Bro. Jones sat under the teaching and worked with Bro. Jefferson for over 25 years.  As young men were sent out to pastor a work, Bro. Jefferson became the bishop of this Body of Christ ministry. In 1991, the work had expanded to six churches, and Bishop Jefferson prepared himself to leave this earth.  On May 24, 1991, Bishop Jefferson passed away and passed the mantel on to Bishop D.L. Jones.

For the past 23 years, Bishop Jones has dedicated his life to continue this work and allow God to expand it.  The number of churches has more than doubled, including a location in Barbados.  More people have been added to the Body and have received the Holy Ghost.  More lives have been changed by the teaching.  Bishop Jones has kept the faith despite great challenges with his health, including diabetes, blindness, and kidney failure, requiring dialysis.  He continues to give his best to this ministry.  This is his life.

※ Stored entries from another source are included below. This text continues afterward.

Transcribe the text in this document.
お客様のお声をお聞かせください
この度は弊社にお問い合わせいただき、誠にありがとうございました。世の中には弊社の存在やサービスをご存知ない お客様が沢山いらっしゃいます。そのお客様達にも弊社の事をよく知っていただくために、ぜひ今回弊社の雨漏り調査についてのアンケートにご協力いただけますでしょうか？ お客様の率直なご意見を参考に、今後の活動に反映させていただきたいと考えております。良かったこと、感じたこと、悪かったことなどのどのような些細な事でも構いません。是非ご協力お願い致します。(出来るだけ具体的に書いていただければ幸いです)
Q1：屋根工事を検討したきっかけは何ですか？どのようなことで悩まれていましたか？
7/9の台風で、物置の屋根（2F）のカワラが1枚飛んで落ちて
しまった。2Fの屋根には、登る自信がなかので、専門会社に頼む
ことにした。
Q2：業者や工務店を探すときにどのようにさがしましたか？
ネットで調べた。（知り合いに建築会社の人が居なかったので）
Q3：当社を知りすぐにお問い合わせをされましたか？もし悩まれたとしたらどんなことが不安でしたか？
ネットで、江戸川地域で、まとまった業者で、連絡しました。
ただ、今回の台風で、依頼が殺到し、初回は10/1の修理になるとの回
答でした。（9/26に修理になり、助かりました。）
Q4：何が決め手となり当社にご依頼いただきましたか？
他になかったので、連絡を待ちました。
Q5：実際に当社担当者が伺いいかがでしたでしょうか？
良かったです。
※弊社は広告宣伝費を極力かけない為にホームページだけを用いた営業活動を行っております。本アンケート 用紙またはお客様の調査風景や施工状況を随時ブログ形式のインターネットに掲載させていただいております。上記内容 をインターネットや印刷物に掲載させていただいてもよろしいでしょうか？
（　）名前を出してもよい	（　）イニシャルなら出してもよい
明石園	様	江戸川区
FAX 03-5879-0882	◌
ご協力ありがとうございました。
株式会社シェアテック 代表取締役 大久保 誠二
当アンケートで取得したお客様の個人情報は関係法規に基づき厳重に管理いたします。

History will record that The Living Gospel Church has remained stable for the past 63 years.  The transition from Bishop Jefferson to Bishop Jones was innocuous – and without rancor.  The Living Gospel in recent years has rekindled its fellowship with the other Body of Christ Churches.  God has smiled on this ministry and, as we remain faithful and committed to God, He will continue to do so for generations to come.